The system is a far cry from what existed previously, according to Todd Alvis, e-services and IT manager with Bexar County’s IT department. In the past, reservations were handled manually in a paper-based system by the city of San Antonio.
Printed reservation forms were then distributed to park foremen so they could keep track of who was using park facilities each day. The current online application now allows park officials to access reservations online.
The new program debuted in October. In the span of just a few months the automation helped reduce costs by saving 20 minutes of staff time per transaction. It’s also generating more money for the county.
“Revenue and reservation numbers reached annual average totals within the first four months using the new online parks reservation system,” Alvis said. “We believe the new system does not only provide financial benefits but much more detailed information to the public, [which] results in more reservations.”
The Bexar County Online Parks Reservation System was built in-house primarily. The county’s eServices and Innovation Technology Division — a part of Bexar County Information Technology — came up with the concept and developed the application. The design was a joint effort between tech staff and the Bexar County Parks Department.

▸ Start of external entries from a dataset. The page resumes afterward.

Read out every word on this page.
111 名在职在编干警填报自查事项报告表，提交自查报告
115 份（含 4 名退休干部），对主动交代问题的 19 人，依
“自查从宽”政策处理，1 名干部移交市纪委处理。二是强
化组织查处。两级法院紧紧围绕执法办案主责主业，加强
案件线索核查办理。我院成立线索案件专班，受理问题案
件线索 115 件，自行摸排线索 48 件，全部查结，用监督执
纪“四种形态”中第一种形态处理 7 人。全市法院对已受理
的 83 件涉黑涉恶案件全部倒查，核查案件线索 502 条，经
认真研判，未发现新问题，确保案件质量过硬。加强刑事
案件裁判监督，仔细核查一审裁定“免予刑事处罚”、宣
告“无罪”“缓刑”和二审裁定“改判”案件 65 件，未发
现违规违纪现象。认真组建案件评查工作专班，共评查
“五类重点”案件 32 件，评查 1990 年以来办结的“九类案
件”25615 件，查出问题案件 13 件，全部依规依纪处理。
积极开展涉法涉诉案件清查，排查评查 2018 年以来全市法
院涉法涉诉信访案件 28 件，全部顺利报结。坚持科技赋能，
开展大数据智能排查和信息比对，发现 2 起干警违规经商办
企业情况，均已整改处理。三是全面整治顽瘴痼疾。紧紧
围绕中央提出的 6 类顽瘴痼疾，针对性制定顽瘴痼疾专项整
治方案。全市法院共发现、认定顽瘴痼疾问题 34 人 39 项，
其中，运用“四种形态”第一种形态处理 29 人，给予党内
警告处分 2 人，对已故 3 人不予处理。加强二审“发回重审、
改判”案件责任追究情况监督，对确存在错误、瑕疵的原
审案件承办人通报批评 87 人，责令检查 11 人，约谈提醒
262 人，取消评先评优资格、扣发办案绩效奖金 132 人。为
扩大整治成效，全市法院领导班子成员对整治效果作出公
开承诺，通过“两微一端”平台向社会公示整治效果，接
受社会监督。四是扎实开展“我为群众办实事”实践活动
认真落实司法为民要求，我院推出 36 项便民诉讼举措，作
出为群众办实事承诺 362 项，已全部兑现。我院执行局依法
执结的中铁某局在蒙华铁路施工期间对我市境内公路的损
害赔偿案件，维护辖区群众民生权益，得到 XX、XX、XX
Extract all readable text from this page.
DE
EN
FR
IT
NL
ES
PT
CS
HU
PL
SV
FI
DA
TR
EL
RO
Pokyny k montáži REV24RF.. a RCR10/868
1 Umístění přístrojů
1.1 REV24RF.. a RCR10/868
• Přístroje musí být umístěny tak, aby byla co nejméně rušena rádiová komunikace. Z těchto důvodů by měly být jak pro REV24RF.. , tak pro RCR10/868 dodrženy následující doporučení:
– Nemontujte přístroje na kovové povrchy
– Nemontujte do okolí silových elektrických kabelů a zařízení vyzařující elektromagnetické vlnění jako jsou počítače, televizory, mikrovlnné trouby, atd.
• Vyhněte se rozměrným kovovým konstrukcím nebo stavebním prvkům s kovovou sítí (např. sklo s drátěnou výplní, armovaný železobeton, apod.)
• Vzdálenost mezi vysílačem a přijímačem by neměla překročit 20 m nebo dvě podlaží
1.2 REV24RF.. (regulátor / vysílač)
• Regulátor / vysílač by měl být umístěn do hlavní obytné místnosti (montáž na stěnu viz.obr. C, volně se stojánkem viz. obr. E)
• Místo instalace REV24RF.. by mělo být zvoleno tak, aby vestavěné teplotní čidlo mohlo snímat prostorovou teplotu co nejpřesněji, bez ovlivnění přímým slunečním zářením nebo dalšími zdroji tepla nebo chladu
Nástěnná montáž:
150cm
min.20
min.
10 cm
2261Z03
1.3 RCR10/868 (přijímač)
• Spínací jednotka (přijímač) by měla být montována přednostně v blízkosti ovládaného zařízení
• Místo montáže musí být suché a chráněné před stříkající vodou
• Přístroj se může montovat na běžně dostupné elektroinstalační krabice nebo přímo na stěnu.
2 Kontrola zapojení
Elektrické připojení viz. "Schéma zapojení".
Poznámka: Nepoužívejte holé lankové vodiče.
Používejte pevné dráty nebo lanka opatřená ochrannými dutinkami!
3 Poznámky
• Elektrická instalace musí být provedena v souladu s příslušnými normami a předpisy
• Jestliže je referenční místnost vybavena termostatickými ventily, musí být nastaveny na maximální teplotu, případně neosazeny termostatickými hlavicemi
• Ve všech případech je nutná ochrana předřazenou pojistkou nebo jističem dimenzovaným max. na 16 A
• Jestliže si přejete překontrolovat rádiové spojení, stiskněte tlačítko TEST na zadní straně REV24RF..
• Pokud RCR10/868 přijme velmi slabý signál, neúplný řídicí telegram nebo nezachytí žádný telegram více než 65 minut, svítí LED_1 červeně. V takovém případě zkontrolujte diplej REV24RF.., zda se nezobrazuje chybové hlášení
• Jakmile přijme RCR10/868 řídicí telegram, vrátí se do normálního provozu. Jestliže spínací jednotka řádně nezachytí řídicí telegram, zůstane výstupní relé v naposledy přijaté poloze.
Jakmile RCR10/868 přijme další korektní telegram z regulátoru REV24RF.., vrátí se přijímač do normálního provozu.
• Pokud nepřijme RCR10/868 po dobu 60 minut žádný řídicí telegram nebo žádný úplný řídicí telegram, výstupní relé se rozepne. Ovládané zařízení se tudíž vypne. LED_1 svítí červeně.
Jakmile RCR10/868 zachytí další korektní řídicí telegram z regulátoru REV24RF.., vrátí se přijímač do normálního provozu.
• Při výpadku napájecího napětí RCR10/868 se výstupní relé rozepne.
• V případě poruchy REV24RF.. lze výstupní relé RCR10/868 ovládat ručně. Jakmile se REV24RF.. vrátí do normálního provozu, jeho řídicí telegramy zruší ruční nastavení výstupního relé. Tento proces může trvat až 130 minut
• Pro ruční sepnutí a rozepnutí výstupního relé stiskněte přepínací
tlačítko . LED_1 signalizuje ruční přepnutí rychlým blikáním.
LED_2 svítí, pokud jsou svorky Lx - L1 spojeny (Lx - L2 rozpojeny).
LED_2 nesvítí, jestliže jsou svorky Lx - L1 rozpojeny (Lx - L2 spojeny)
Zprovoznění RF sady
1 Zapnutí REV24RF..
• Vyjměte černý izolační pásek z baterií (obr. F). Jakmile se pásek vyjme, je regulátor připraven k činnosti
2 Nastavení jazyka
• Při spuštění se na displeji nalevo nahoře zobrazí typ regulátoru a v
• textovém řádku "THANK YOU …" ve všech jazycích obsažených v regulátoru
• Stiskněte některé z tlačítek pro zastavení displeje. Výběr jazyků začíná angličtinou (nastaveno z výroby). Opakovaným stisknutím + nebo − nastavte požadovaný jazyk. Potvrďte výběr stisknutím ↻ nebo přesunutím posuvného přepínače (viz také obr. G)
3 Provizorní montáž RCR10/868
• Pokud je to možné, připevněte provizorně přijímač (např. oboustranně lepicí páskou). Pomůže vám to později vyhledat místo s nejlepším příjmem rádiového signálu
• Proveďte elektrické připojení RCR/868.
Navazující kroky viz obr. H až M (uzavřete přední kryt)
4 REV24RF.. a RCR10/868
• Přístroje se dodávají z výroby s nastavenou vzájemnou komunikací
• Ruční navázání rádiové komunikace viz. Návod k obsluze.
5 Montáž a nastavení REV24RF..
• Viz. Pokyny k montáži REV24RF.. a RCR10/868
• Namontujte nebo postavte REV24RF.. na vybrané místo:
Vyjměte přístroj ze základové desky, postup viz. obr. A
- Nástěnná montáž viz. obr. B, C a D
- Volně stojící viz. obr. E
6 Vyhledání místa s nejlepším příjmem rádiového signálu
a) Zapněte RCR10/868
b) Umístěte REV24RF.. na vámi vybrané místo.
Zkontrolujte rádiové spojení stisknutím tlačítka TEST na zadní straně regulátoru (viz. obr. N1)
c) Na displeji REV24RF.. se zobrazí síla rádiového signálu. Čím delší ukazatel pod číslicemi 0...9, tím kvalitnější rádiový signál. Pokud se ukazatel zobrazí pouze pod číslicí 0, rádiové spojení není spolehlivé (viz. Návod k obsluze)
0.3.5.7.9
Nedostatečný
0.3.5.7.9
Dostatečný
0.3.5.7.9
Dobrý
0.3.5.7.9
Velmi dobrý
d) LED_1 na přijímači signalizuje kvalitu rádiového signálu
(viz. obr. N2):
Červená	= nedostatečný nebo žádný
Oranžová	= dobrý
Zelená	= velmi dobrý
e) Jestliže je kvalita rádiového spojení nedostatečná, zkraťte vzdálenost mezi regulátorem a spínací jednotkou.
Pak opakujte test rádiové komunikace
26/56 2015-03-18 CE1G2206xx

The system took approximately five months to create and totaled approximately 160 hours of staff time. The county’s credit card processor FIS was the only third party involved in the development. The company was selected to perform the payment processing for the parks reservation application.
Two features Alvis said the county is proudest of are the panoramic views of park amenities and the map interface. He recalled that there was a long discussion in the planning process about using a reference map, satellite imagery or a cartographic representation. In the end, developers decided on a combination of all three, so residents could see in detail the green areas, water features, parking lots, trails, roads and adjacent neighborhoods. The result was a virtual tour experience that’s more convenient.
“The 360-degree panoramic views [were] the best and simplest solution to utilize in order to be able to provide the user with an interactive visual perspective of the amenity without having to drive to the park,” Alvis said.
The system has been successful, but Bexar County isn’t sitting on its laurels. Various upgrades to the application are being worked on, Alvis added.
Among the additions will be a new version of the management console that will better enable park managers to analyze reservations, and posting of park rules for each specific location. The county is also working on detailed maps of park infrastructure that will be available in PDF. The database will also be updated so the system runs faster.
The reservation system is currently available on smartphones and tablets, but for now it’s formatted only for standard Web display. Alvis said that the county is discussing making a mobile-friendly iteration of the system. It won’t be exactly the same, however.
Reservations will be able to be made, but because Apple’s iOS platform does not support a 360-degree Flash panorama, that feature will be unavailable. Other iOS compatibility issues would be addressed in subsequent versions of the system.